The Ukrainian Human Rights Ombudsperson’s “extensive work”


According to the Ombudsperson’s press service, the Ambassador for Norway gains his knowledge of the “extensive work” done by the Ombudsperson from her official website.

Over the last two weeks the monitoring group gathered more than 50 human rights-related reports. Most were pretty negative: about the AIDS epidemic in Ukraine being the worst in countries of Europe and Central Asia; about those authorities heightening tension in the Crimea and many others.  Most of the upbeat stories were about plans for the future.

There were a couple of cheering exceptions with the Ukrainian Helsinki Human Rights Union’s appeal over the young lad Ivan Keivan finally achieving some results (  See also “Congratulations, you’re not in the running” ( ). 

Only five of the items concerned the work of the Ombudsperson. Three meetings held with the management of the SBU [Security Service}, a meeting with the Serbian Ambassador, a submission to the President on creating a State Migration Service, and a statement about temporarily suspending action on lodging a submission with the Constitutional Court on unconstitutional norms in legislation on tender procurement. This is what the Ombudsperson’s website reports over the last two weeks.

To this modest list, we would add one response from the Ombudsperson’s Secretariat to an information request from the “Maidan” legal advisor, Oleksandr Severyn.  The response is negative, with the refusal to provide information about the work of the Ombudsperson being justified on the grounds that the law does not bind the Ombudsperson to reply to information requests and prohibits the public from interfering in the Ombudsperson’s work.  Mr Severyn is however advised to acquaint himself with her work on the official website.

Perhaps in response to information in last month’s monitoring report suggesting a lack of transparency in the Ombudsperson’s work, the press service of the Secretariat quotes the Ambassador for Norway as having said that he gains his knowledge of the “extensive work” done by the Ombudsperson from her official website.  Yet It’s sufficient to glance at the website in question to see that it’s updated irregularly and unsystematically. Some of the sections were last updated as far back as 2004.  The site appears to offer latest news in English  however the page which comes up is in only in Ukrainian and Russian. While there are only two formal tables, for 2005 and 2006 on the financial aspect of the Ombudsperson’s activities, there is ample evidence that the financing for this office would certainly cover the cost of translation.

It was not to be expected that the Ombudsperson would feel inclined to report the civil suit brought against her, the Speaker of Parliament and the Verkhovna Rada itself, over infringements to the Law on the Human Rights Ombudsperson.

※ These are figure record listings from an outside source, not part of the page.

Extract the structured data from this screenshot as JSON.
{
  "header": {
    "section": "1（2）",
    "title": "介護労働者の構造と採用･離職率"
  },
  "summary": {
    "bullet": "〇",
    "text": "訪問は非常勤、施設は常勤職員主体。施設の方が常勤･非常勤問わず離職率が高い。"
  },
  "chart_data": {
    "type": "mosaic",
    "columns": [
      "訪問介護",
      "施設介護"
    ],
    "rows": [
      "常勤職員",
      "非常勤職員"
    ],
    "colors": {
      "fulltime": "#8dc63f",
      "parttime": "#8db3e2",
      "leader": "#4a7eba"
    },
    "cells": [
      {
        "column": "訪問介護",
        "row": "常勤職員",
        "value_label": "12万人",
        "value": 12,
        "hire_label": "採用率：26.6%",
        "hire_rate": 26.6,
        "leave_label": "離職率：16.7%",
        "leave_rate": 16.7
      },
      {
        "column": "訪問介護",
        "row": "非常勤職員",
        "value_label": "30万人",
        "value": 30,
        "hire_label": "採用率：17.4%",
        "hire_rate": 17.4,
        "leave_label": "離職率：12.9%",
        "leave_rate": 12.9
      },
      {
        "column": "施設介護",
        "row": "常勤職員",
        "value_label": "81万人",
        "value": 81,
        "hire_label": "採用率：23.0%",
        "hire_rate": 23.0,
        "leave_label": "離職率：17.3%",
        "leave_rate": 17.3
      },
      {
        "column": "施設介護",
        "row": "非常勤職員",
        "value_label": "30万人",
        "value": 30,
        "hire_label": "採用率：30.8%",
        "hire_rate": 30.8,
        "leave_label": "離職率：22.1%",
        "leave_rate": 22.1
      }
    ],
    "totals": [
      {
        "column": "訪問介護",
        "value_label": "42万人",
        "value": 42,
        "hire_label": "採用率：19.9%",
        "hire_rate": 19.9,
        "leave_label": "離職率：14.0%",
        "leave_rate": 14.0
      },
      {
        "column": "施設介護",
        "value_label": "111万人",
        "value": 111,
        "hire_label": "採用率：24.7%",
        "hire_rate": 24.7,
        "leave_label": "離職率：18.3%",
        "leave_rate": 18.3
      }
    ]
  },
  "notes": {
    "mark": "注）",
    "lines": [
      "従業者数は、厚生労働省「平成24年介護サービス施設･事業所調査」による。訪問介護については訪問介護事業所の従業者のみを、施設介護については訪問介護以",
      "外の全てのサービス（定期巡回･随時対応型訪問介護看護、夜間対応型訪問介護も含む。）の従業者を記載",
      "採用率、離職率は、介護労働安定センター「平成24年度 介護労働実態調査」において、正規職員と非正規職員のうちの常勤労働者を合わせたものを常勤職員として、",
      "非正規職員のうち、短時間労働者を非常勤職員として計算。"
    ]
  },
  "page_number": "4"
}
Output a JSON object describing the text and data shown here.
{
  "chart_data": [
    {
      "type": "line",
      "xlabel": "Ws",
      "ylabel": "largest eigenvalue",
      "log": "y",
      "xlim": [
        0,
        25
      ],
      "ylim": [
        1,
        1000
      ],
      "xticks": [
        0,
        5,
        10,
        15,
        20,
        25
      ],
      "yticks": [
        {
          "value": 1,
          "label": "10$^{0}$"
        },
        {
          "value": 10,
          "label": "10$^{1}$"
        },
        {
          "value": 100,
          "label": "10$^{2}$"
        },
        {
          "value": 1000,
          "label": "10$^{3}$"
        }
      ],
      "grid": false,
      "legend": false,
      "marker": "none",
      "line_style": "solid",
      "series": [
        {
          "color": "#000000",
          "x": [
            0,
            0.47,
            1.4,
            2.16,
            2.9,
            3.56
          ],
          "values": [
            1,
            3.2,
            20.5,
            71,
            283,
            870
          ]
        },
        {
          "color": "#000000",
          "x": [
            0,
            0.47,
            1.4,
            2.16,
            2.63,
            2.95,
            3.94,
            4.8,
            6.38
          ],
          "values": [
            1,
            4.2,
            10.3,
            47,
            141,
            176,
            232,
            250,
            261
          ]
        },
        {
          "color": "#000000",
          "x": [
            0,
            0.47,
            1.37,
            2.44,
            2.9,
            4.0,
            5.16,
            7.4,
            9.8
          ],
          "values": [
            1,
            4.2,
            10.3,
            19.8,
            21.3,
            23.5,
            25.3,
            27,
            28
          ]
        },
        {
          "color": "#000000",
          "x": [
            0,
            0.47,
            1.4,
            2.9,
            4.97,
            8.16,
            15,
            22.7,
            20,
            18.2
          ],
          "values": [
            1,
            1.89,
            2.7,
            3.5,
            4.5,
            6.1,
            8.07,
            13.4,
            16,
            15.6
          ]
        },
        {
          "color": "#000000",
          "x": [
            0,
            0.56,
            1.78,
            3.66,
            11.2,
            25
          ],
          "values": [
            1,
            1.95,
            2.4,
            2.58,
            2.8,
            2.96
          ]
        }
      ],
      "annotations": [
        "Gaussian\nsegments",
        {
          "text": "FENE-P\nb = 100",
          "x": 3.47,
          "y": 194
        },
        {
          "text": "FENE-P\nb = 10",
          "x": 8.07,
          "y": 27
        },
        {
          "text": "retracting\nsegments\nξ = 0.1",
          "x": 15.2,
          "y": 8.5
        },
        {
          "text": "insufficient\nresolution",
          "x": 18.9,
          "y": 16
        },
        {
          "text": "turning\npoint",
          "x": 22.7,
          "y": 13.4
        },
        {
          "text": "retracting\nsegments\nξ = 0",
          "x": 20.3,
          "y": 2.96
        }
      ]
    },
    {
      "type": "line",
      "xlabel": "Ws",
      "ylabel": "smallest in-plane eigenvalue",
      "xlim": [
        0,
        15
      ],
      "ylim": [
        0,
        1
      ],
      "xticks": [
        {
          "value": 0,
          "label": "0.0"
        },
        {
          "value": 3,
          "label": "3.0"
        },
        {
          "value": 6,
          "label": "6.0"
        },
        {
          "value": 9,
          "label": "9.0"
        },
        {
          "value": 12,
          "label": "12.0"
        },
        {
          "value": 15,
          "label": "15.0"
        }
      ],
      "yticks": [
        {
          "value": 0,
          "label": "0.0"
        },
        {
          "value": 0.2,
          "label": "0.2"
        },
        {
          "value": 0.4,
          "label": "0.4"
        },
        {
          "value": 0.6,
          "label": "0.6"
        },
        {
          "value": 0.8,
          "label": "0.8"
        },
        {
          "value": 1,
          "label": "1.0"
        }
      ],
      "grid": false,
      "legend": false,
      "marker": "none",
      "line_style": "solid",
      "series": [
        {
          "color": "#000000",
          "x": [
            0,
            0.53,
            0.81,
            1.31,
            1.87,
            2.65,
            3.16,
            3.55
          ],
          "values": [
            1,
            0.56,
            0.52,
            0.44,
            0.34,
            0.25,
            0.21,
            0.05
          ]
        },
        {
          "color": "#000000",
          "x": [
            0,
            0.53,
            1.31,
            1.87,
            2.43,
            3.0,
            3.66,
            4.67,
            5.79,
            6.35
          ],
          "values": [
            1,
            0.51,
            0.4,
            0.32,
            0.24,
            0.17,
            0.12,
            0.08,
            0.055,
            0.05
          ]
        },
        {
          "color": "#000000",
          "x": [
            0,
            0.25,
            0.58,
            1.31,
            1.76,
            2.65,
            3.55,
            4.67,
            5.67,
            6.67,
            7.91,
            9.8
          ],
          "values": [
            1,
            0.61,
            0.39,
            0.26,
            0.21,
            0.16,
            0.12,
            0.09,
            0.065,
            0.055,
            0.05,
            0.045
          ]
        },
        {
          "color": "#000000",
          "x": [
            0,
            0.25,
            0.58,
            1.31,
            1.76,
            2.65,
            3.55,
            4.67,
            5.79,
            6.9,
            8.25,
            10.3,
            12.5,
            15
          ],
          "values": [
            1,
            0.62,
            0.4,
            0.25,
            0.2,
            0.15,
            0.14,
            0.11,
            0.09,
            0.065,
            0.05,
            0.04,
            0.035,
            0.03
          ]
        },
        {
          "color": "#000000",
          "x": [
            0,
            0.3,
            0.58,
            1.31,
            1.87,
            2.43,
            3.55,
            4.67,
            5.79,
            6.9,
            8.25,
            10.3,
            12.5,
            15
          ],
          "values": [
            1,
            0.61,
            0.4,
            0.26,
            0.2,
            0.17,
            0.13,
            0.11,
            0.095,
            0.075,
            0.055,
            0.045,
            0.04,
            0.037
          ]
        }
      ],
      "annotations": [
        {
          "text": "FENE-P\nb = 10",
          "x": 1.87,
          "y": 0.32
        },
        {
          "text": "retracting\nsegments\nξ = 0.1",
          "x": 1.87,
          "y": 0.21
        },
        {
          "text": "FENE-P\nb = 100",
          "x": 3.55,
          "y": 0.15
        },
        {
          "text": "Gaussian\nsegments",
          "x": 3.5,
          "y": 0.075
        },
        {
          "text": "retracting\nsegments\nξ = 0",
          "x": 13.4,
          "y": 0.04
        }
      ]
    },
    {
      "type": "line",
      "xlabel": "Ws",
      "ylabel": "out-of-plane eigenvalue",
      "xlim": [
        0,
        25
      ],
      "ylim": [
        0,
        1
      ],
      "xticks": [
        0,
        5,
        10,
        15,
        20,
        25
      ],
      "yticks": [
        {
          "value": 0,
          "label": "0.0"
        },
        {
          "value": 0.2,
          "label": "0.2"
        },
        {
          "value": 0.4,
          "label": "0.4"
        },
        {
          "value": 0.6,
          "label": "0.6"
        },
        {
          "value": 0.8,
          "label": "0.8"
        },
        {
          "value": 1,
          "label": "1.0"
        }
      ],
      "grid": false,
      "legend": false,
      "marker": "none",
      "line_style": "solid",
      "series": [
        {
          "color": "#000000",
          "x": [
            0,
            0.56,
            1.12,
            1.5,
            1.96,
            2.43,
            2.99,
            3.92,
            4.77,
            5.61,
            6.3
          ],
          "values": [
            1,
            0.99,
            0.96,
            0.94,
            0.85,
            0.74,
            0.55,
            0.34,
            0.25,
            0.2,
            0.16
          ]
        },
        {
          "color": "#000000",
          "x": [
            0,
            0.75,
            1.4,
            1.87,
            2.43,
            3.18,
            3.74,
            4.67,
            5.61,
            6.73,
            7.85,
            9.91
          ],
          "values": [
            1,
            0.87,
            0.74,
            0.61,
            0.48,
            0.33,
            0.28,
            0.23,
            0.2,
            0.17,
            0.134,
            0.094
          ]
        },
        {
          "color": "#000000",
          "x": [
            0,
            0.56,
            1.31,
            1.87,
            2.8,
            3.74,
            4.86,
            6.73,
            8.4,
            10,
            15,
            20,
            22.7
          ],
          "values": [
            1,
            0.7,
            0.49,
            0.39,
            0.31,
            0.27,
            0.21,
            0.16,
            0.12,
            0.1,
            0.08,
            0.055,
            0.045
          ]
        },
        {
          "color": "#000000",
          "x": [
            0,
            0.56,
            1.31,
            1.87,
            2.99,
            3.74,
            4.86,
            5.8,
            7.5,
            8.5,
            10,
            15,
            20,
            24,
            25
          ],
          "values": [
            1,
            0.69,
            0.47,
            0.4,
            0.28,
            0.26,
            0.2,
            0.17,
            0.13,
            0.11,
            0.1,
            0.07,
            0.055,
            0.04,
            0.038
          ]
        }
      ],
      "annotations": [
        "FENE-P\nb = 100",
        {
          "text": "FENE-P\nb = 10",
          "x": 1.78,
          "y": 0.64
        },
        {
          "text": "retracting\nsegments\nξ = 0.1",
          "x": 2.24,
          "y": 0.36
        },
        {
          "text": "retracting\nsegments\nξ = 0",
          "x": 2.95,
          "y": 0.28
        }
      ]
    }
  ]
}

It is however a shame that the press saw no need to report the extraordinary ruling which effectively states that citizens have no legal redress against such infringements which the judge said did not “directly impinge upon them” (

It is also regrettable that the press did not take note of Ms Karpachova’s meeting with the Serbian Ambassador in Ukraine Goran Aleksiich. Whereas the President and Ministry of Foreign Affairs called for a balanced approach over Kosovo and called for continued negotiations between the Balkans and the international community, Ms Karpachova declared her solidarity for the Serbian position and announced her intention to discuss this issue with President Yushchenko.

Where the Ombudsperson did gain media coverage was over her meetings with the SBU management and the Prosecutor General. Over the last two weeks, of the 6 items concerning Ms Karpachova, 5 dealt with this subject. This is doubtless because of the dramatic statements made by Nina Karpachova following the arrest of Mr Rudkovsky, who held the position of Minister of Transport and Communications in the previous government (in the ruling coalition which Ms Karpachova was also a member of for more than 6 months). She claimed that the SBU had secret prisons.  This claim was immediately taken up by the Party of the Regions which called for the resignation of the SBU leadership.  The assertions were refuted, and no scandal emerged.  The meetings did result in the SBU removing a stamp “For official use only” from documents regulating the status of the department for pre-trial investigations in the SBU. The meetings found consensus over the need for reform of the Law on the Security Service, specifically to remove the function of pre-trial investigation, and ensure social and legal guarantees for employees of the service.